In her note on the website, Pastor Voss said that “with Mayor Katie’s enthusiastic support”, church representatives connected with state officials to help pave the way for the process to begin. Voss added that Wausau was selected as the venue for resettlement instead of Milwaukee, which was also considered.
Mayor Rosenberg did not respond to multiple requests for comment.
The proposed refugee resettlement program comes amid a backdrop of sharp differences over a diversity resolution under consideration but not yet approved at both the city and county level. A number of elected officials and local Republican party officials from the City of Wausau and Marathon County have vehemently opposed passing the measure.
“There is definitely a risk of backlash,” Voss said. “But faith and community leaders feel this is the right thing to do. Our church is committed to it, as are others.”
Voss said the program reflects true Christian hospitality by doing “what Jesus Christ meant by saying welcoming the stranger.”
Misinformation about refugees in the U.S. is pervasive. Some conservatives who were once in favor of legal immigration and supporting refugees who legally come to this country reversed their position after former president Donald Trump promoted what his ‘America First’ policies. The Trump administration rejected a study by HHS, which said refugees are ultimately beneficial because they pay back and contribute to the U.S. economy.

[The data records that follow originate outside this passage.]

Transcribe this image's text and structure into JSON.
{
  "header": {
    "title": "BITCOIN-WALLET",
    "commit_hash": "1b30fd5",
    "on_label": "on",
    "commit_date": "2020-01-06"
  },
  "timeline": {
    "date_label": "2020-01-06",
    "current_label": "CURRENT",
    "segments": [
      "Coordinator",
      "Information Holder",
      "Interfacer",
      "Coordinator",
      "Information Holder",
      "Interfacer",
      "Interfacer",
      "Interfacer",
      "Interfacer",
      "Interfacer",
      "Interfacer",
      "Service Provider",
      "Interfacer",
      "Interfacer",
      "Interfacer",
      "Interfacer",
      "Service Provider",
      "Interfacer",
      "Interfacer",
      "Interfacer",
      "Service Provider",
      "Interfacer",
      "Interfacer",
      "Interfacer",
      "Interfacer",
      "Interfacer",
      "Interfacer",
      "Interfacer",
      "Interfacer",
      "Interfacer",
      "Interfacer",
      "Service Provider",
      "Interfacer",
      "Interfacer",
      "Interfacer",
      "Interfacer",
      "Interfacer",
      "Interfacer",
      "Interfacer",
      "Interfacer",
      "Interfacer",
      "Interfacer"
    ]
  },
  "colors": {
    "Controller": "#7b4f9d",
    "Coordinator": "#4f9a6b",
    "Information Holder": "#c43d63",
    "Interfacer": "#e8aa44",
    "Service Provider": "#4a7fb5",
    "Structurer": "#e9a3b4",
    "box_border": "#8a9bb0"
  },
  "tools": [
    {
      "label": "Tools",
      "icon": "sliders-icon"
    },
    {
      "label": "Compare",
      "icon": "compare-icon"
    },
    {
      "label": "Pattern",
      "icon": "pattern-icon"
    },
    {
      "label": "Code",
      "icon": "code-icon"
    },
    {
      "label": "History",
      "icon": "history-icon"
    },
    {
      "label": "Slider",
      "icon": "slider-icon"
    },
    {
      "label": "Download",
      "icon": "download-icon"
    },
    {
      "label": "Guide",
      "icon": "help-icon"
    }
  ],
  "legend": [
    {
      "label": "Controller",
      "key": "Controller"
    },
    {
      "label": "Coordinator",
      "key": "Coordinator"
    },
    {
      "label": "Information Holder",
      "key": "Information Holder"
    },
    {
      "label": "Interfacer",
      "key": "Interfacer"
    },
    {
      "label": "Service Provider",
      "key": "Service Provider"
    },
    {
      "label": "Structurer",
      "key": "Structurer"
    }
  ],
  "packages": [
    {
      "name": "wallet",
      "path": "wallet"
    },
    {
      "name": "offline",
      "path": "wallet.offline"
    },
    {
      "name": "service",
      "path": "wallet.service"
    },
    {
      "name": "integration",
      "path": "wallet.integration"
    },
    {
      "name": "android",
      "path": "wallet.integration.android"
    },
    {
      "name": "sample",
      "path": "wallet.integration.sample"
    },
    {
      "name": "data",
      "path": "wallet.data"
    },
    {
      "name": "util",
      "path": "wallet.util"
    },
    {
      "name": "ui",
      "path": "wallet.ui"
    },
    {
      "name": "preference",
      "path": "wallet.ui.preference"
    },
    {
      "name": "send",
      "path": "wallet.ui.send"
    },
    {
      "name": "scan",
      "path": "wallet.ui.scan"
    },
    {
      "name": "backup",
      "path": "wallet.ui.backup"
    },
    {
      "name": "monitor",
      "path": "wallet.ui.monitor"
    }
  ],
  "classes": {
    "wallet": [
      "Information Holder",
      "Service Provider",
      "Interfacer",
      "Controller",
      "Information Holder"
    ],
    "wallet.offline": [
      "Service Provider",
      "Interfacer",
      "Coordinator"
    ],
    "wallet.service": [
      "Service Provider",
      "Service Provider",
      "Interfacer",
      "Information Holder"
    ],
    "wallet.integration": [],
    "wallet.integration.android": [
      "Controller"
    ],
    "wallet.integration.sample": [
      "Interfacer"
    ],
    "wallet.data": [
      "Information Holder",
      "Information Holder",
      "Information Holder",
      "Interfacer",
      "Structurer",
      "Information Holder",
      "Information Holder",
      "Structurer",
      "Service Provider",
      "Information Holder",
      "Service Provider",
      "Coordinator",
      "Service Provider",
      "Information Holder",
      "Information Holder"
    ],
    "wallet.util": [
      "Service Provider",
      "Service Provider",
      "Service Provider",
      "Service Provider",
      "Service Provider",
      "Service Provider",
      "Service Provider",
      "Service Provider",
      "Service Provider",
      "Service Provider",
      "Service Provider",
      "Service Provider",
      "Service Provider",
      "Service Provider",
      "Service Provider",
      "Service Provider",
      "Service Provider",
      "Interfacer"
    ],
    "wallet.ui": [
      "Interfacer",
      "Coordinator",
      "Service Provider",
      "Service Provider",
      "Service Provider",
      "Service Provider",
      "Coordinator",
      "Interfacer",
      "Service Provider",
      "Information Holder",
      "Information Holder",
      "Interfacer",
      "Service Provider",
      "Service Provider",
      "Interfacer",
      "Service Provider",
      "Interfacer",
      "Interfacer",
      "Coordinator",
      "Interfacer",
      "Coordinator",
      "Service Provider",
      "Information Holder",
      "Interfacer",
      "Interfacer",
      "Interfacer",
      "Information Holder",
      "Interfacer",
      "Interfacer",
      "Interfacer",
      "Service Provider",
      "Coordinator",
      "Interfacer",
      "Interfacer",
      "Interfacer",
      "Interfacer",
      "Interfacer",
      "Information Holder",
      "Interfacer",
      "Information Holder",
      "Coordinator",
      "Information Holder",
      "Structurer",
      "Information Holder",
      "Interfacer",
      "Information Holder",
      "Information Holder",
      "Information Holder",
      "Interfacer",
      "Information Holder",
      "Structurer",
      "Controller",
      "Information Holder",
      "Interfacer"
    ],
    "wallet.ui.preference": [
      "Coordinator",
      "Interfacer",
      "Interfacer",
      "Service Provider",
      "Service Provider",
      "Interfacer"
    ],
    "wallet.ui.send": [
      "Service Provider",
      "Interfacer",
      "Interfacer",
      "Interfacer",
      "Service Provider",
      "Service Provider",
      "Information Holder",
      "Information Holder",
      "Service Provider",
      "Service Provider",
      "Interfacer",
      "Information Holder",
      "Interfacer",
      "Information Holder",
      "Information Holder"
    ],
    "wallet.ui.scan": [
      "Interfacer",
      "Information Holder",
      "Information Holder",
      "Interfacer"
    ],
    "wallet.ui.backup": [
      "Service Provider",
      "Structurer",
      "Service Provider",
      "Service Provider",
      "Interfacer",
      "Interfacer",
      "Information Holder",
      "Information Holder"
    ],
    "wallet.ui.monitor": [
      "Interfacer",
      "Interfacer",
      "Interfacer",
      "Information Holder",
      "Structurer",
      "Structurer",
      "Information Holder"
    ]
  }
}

Since January this year, about 3,780 refugees from around the world. According to the State Dept.’s Refugee Processing Center, which tracks such arrivals in the country, 173 refugees resettled in Wisconsin between October 2020 and June this year. The nationalities of the refugees include the Democratic Republic of Congo (116), Burma (37), Sudan (8), Syria (5), Palestine (4), Iraq (2) and Burundi (1).